The Hennepin County Attorney’s Office released a new document with a suggested cause of death. An autopsy found George Floyd died of asphyxiation, but Dr. Andrew Baker, the Chief Hennepin County Medical Examiner who reviewed George Floyd’s blood test, says the substances found could lead him to conclude it was an overdose death. An autopsy performed by Dr. Baker can be found on this link.

He had a fatal level of fentanyl in his system.


The Hennepin County Medical Examiner’s office found in March that there were “no physical findings to support a diagnosis of traumatic asphyxia or strangulation.”

In one memorandum filed May 26 after a virtual meeting with Baker, the Attorney’s Office said Baker concluded, “The autopsy revealed no physical evidence suggesting that Mr.

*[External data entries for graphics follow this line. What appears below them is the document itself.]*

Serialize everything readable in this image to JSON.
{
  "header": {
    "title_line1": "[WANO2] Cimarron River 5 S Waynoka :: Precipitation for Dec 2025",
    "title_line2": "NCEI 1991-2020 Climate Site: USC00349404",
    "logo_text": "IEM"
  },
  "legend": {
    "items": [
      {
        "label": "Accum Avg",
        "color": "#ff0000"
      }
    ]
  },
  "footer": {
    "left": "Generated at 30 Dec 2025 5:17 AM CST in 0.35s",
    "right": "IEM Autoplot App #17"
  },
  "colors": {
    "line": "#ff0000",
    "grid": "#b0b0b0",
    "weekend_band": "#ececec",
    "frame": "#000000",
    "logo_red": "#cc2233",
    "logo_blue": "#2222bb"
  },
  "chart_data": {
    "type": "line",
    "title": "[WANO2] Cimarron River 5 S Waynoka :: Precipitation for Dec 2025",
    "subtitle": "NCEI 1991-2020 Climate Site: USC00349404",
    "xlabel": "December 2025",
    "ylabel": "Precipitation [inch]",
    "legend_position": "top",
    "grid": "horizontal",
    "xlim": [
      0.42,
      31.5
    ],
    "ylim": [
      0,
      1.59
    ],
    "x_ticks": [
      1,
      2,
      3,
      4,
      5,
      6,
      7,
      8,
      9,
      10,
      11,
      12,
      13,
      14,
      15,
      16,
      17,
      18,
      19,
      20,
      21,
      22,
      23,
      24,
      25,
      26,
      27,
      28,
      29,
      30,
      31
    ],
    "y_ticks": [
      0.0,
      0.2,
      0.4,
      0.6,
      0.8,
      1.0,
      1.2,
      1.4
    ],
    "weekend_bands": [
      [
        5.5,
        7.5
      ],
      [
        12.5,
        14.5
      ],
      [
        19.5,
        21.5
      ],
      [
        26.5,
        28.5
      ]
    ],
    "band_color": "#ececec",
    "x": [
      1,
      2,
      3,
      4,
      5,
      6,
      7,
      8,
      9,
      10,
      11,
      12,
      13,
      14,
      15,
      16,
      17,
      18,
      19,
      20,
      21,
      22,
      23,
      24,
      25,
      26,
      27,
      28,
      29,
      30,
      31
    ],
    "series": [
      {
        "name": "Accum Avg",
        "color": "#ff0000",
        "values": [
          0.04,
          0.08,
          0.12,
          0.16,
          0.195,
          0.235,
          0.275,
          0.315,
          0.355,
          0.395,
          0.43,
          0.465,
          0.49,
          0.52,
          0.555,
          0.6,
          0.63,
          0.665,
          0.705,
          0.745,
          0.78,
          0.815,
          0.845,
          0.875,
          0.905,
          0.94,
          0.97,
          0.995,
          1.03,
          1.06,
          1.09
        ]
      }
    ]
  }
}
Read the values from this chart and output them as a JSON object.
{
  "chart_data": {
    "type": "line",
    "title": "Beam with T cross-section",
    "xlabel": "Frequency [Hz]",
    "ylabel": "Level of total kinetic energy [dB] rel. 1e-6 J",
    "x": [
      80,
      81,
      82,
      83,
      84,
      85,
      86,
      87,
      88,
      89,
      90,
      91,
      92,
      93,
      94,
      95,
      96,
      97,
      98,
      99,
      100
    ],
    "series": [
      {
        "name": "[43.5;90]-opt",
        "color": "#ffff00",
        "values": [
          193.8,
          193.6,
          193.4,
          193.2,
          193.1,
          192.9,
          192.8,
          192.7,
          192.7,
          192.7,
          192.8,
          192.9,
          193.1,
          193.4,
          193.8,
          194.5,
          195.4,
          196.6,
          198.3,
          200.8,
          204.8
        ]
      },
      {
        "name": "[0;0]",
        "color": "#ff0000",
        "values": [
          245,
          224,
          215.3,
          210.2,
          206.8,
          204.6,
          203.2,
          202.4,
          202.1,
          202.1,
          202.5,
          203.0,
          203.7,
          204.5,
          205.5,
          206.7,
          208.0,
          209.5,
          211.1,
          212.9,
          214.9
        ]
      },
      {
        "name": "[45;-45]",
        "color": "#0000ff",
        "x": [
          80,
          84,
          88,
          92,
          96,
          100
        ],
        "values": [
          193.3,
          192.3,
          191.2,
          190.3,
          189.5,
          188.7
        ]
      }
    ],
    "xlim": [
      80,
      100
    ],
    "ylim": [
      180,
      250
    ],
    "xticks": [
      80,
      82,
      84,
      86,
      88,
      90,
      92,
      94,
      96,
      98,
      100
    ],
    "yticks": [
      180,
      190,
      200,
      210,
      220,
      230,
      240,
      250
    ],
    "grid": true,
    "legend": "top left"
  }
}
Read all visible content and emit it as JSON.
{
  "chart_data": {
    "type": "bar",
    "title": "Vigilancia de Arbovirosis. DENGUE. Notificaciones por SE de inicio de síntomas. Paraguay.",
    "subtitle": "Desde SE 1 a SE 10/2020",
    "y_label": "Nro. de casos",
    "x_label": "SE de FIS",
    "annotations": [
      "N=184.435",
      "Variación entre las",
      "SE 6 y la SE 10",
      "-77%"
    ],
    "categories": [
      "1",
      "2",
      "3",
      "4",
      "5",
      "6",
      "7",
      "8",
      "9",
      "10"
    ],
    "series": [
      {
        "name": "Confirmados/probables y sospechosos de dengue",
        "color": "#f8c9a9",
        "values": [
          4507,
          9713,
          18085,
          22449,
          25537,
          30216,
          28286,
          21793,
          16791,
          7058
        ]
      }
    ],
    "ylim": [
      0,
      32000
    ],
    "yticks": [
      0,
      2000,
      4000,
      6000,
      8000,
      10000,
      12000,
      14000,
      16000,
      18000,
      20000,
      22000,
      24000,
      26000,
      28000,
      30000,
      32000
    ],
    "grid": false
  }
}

Floyd died of asphyxiation.” Baker told the attorney his investigation was incomplete pending a toxicology report, however.

The other memorandum filed June 1 by the Attorney’s Office indicated Baker said Floyd’s level of fentanyl was “pretty high,” and a potentially “fatal level.”

“[Dr. Andrew Baker] said that if Mr. Floyd had been found dead in his home (or anywhere else) and there were no other contributing factors he would conclude that it was an overdose death,” the June 1 memo said.

All that matters is what is in the blood, Dr. Baker said.

Floyd was foaming at the mouth and acting strangely before the police even came.